チェック・アンド・バランスが必要だ

 しかし大きな政府は官僚主義の落とし穴に陥る危険性もある。「私が社会民主主義に求めることは、政府に大きな役割を担わせるために、政府や社会により広範なチェック・アンド・バランスのシステムが必要だということだ」とスティグリッツ氏は強調する。

 イスラエルの報復攻撃によりパレスチナ自治区ガザで死者が3万4000人を超えた悲劇に抗議するコロンビア大学の学生が警官隊に排除されたことについて、スティグリッツ氏は「多くの問題が提起されているが、そのうちの1つは明らかに学問の自由の問題だ」と指摘する。

「多くの政治家、特に共和党の政治家は長年にわたって大学に“戦争”を仕掛けてきた。彼らは、私たちが学生にもう少し自分の頭で考えることを教えるのが気に入らないのだ。米国の強さの源はスタンフォードやハーバード、コロンビアといった大学から生み出されるテクノロジーや研究だ」(同)

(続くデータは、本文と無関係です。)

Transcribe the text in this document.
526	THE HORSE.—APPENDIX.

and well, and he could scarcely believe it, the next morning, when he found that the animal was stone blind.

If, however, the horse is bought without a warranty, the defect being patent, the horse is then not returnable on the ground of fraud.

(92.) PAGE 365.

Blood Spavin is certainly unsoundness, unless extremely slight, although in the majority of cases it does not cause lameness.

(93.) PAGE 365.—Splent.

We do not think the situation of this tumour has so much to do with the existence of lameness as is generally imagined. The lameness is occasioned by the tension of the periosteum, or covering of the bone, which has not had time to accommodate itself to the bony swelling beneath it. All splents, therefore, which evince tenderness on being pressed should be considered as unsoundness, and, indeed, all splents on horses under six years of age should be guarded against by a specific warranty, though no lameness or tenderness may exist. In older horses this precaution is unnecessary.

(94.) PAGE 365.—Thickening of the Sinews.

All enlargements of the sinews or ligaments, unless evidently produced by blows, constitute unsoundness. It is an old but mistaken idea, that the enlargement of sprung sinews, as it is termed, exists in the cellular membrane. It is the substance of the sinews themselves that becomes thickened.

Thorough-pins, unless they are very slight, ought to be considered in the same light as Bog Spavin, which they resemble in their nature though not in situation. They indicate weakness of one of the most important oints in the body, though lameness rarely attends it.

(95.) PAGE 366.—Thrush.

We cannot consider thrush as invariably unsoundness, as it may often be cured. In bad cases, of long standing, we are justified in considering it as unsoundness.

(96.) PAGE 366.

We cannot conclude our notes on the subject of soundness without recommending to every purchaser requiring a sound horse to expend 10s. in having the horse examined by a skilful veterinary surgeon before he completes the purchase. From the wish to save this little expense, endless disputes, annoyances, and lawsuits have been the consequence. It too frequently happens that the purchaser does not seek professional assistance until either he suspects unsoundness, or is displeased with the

「学問の自由に対する干渉であり、1940~50年代に赤狩りを進めた下院非米活動委員会以来見られなかったことだ。われわれのシステムが機能するにはチェック・アンド・バランスが必要だ。その1つが学問の自由であり、独立した大学が政府の行動を監視し、批判することなのだ」とスティグリッツ氏は力を込めた。